Weekly
Commentary
Rate declines
on the Asia-North Europe trade have accelerated in recent weeks with
last week seeing the largest decline ever recorded on the trade in
dollar terms of $314.
This week the drop of $265 was the largest ever in percentage terms at
39.3% and means rates now stand at $409 TEU.
This year rates have declined by more than $150 in a single week on 10
occasions.

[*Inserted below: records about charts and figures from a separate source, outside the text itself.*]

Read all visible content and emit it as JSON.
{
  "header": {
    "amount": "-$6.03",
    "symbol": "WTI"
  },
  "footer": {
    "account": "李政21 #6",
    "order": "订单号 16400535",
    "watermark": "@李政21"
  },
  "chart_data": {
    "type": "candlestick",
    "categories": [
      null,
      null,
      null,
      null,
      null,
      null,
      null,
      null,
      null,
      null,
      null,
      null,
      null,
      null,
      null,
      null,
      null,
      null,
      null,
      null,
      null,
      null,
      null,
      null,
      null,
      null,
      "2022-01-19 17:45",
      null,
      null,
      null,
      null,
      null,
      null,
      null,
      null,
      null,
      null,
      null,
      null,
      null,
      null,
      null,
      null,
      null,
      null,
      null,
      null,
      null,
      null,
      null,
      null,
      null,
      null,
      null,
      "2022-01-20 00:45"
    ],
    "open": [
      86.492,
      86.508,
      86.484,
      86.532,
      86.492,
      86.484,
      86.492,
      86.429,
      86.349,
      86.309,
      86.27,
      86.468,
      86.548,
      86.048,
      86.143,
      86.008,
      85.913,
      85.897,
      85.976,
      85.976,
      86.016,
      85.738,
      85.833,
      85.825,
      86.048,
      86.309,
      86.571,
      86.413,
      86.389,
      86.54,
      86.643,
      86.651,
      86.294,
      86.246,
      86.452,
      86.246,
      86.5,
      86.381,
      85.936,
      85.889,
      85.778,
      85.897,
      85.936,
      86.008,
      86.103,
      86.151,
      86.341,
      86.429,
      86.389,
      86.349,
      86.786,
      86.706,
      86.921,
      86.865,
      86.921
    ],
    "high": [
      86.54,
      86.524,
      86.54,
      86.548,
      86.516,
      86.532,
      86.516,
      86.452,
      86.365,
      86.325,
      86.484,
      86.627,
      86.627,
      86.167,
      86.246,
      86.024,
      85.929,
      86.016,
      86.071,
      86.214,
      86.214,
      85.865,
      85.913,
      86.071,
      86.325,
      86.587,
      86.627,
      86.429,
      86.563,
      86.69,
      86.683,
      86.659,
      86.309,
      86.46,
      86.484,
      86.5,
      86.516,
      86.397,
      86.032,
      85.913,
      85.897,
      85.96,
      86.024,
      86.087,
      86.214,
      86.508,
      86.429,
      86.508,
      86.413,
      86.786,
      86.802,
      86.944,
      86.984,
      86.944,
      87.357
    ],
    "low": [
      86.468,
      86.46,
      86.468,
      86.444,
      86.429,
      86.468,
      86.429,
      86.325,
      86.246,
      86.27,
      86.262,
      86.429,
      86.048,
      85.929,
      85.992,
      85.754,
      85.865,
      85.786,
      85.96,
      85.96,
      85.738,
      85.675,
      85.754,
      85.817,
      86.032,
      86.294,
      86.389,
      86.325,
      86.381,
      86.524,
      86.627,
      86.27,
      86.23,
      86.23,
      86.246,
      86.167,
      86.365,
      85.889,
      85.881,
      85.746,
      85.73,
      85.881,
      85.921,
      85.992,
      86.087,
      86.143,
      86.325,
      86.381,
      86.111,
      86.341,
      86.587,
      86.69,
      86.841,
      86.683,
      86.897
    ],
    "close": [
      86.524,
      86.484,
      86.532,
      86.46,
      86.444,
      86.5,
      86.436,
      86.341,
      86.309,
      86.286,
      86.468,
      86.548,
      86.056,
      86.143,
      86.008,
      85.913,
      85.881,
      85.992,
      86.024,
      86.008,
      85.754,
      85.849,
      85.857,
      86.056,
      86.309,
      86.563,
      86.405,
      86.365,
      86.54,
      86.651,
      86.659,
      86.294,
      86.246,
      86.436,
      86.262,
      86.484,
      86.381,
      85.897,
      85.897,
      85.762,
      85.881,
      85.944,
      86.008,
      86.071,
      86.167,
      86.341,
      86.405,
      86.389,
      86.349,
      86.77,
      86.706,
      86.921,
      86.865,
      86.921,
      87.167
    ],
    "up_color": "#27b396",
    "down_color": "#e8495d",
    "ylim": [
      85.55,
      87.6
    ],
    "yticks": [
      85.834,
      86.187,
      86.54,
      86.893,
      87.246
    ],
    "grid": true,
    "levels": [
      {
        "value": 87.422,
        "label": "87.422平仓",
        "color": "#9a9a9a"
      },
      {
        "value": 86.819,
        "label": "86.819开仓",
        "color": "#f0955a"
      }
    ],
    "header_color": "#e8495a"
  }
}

Previously since the launch of the SCFI in 2009 such large
weekly rate declines had only been witnessed 4 times on the trade,
suggesting worsening rate volatility and continued weakness on the
trade.
Such large weekly rate declines have been exacerbated by forwarders
providing quoted rates to shippers that have yet to be secured with a
carrier, resulting in an added requirement to force the market down to
meet the pre-arranged unsecured rate.
Such risk in the market is not uncommon, however forwarders should at
least be referring to the forward curve in such instances to better
understand the risk involved and how it could be reduced whilst still
wining new physical business.
Elsewhere last Friday saw the release of Maersk’s Q3-2015 results which
showed a decline in average freight rate per box of 19% year-on-year,
reflecting the marked deterioration in rates over the past 12 months.
With contract rates being discussed for next year in the region of $700
FEU, almost a 50% reduction on last years contracted rates, there will
be extreme pressure on carriers to boost the struggling spot market
during 2016. Given rate developments this year and the likelihood for
continued poor fundamentals this looks increasingly difficult to
achieve and could result in yet more dismal results for the industry as
a whole.
Carriers do of course have the option to hedge some of this future risk
at levels substantially above the aforementioned contract rates and
should appear increasingly attractive to those looking to minimise
losses and secure future cash flows.